The hut drew closer to the city, or the rock base of the island sloped outwards toward them. They passed a long curved gallery with large windows, but Moon didn’t glimpse any movement inside. Light glowed up from below, and the hut sank into a stone shaft. The water dimmed from blue-green to a deeper blue, then suddenly bubbled and frothed. Moon felt his ears pop.

The hut jerked suddenly. Moon grabbed Jade’s arm in reflex and Chime grabbed his. In instinctive reassurance, Jade said, “Easy, it’s all right,” but her spines were twitching.

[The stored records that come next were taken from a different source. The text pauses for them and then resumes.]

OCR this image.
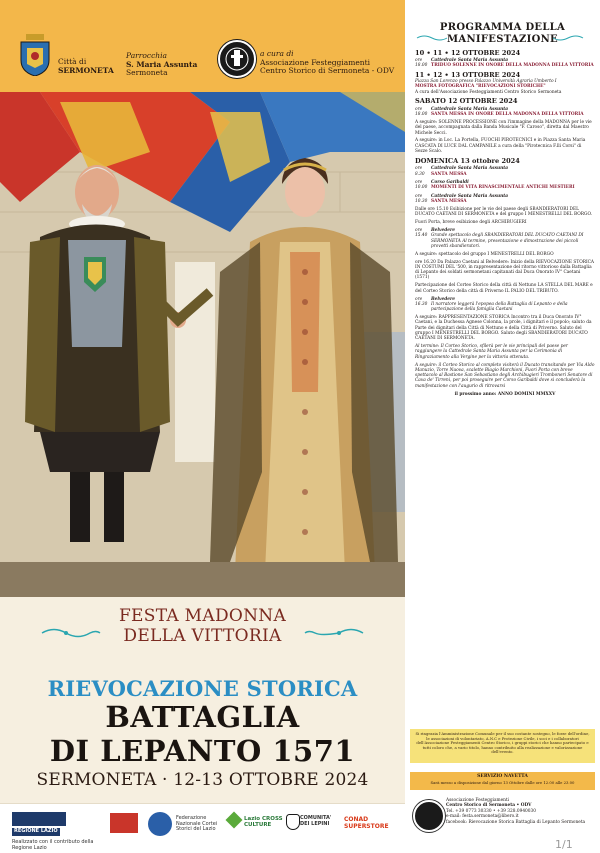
Città di
SERMONETA
Parrocchia
S. Maria Assunta
Sermoneta
a cura di
Associazione Festeggiamenti
Centro Storico di Sermoneta - ODV
FESTA MADONNA
DELLA VITTORIA
RIEVOCAZIONE STORICA
BATTAGLIA
DI LEPANTO 1571
SERMONETA · 12-13 OTTOBRE 2024
REGIONE LAZIO
Realizzato con il contributo della Regione Lazio
Federazione Nazionale Cortei Storici del Lazio
Lazio CROSS CULTURE
COMUNITA' DEI LEPINI
CONAD SUPERSTORE
PROGRAMMA DELLA
MANIFESTAZIONE
10 • 11 • 12 OTTOBRE 2024
ore 18.00
Cattedrale Santa Maria Assunta
TRIDUO SOLENNE IN ONORE DELLA MADONNA DELLA VITTORIA
11 • 12 • 13 OTTOBRE 2024
Piazza San Lorenzo presso Palazzo Università Agraria Umberto I
MOSTRA FOTOGRAFICA "RIEVOCAZIONI STORICHE"
A cura dell'Associazione Festeggiamenti Centro Storico Sermoneta
SABATO 12 OTTOBRE 2024
ore 18.00
Cattedrale Santa Maria Assunta
SANTA MESSA IN ONORE DELLA MADONNA DELLA VITTORIA
A seguire: SOLENNE PROCESSIONE con l'immagine della MADONNA per le vie del paese, accompagnata dalla Banda Musicale "F. Caroso", diretta dal Maestro Michele Secci.
A seguire: in Loc. La Portella, FUOCHI PIROTECNICI e in Piazza Santa Maria CASCATA DI LUCE DAL CAMPANILE a cura della "Pirotecnica F.lli Corsi" di Sezze Scalo.
DOMENICA 13 ottobre 2024
ore 8.30
Cattedrale Santa Maria Assunta
SANTA MESSA
ore 10.00
Corso Garibaldi
MOMENTI DI VITA RINASCIMENTALE ANTICHI MESTIERI
ore 10.30
Cattedrale Santa Maria Assunta
SANTA MESSA
Dalle ore 15.10 Esibizione per le vie del paese degli SBANDIERATORI DEL DUCATO CAETANI DI SERMONETA e del gruppo I MENESTRELLI DEL BORGO.
Fuori Porta, breve esibizione degli ARCHIBUGIERI
ore 15.40
Belvedere
Grande spettacolo degli SBANDIERATORI DEL DUCATO CAETANI DI SERMONETA Al termine, presentazione e dimostrazione dei piccoli provetti sbandieratori.
A seguire: spettacolo del gruppo I MENESTRELLI DEL BORGO
ore 16.20 Da Palazzo Caetani al Belvedere: Inizio della RIEVOCAZIONE STORICA IN COSTUMI DEL '500, in rappresentazione del ritorno vittorioso dalla Battaglia di Lepanto dei soldati sermonetani capitanati dal Duca Onorato IV° Caetani (1571)
Partecipazione del Corteo Storico della città di Nettuno LA STELLA DEL MARE e del Corteo Storico della città di Priverno IL PALIO DEL TRIBUTO.
ore 16.30
Belvedere
Il narratore leggerà l'epopea della Battaglia di Lepanto e della partecipazione della famiglia Caetani
A seguire: RAPPRESENTAZIONE STORICA Incontro tra il Duca Onorato IV° Caetani, e la Duchessa Agnese Colonna, la prole, i dignitari e il popolo; saluto da Parte dei dignitari della Città di Nettuno e della Città di Priverno. Saluto del gruppo I MENESTRELLI DEL BORGO. Saluto degli SBANDIERATORI DUCATO CAETANI DI SERMONETA.
Al termine: Il Corteo Storico, sfilerà per le vie principali del paese per raggiungere la Cattedrale Santa Maria Assunta per la Cerimonia di Ringraziamento alla Vergine per la vittoria ottenuta.
A seguire: il Corteo Storico al completo visiterà il Ducato transitando per Via Aldo Manuzio, Torre Nuova, scalette Biagio Marchioni, Fuori Porta con breve spettacolo al Bastione San Sebastiano degli Archibugieri Tromboneri Senatore di Cava de' Tirreni, per poi proseguire per Corso Garibaldi dove si concluderà la manifestazione con l'augurio di ritrovarsi
il prossimo anno: ANNO DOMINI MMXXV
Si ringrazia l'Amministrazione Comunale per il suo costante sostegno, le forze dell'ordine, le associazioni di volontariato, A.N.C e Protezione Civile, i soci e i collaboratori dell'Associazione Festeggiamenti Centro Storico, i gruppi storici che hanno partecipato e tutti coloro che, a vario titolo, hanno contribuito alla realizzazione e valorizzazione dell'evento.
SERVIZIO NAVETTA
Sarà messo a disposizione dal giorno 13 Ottobre dalle ore 12.00 alle 23.00
Associazione Festeggiamenti
Centro Storico di Sermoneta • ODV
Tel. +39 0773 30330 • +39 328.0940030
e-mail: festa.sermoneta@libero.it
facebook: Rievocazione Storica Battaglia di Lepanto Sermoneta
1/1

The water suddenly vanished from the window and Moon glimpsed a rounded light-colored wall, lit by a dim blue-white glow. The wall had folds and sinuous curves, like fabric, or an intricate flower. Then the hut landed hard with a hollow thump and the shock made them stagger.

Moon peered out the window. “I think we’re there.” He flinched at movement outside the hut, but it was Lithe, waving to him. “We’re definitely there.”

Jade turned to the door and twisted the handle. The seal around the door popped with released air and it swung open.

They climbed out into a large round chamber, the floor slick and wet, the air damp and smelling strongly of salt and distinct traces of Fell. The faint blue light came from polished jewels like sapphires set into the curving walls, but much of the place was in shadow.

Malachite stood a few paces from her hut, which sat in a puddle of water. She glanced pointedly at Moon, then gave Jade a dark look. She must blame Jade for bringing Moon, not that anybody would have been able to stop anybody else from coming down here, with several huts still working. Jade ignored her.

Chime stared around, then looked up and gasped.

Lithe nodded in agreement. “It’s amazing.”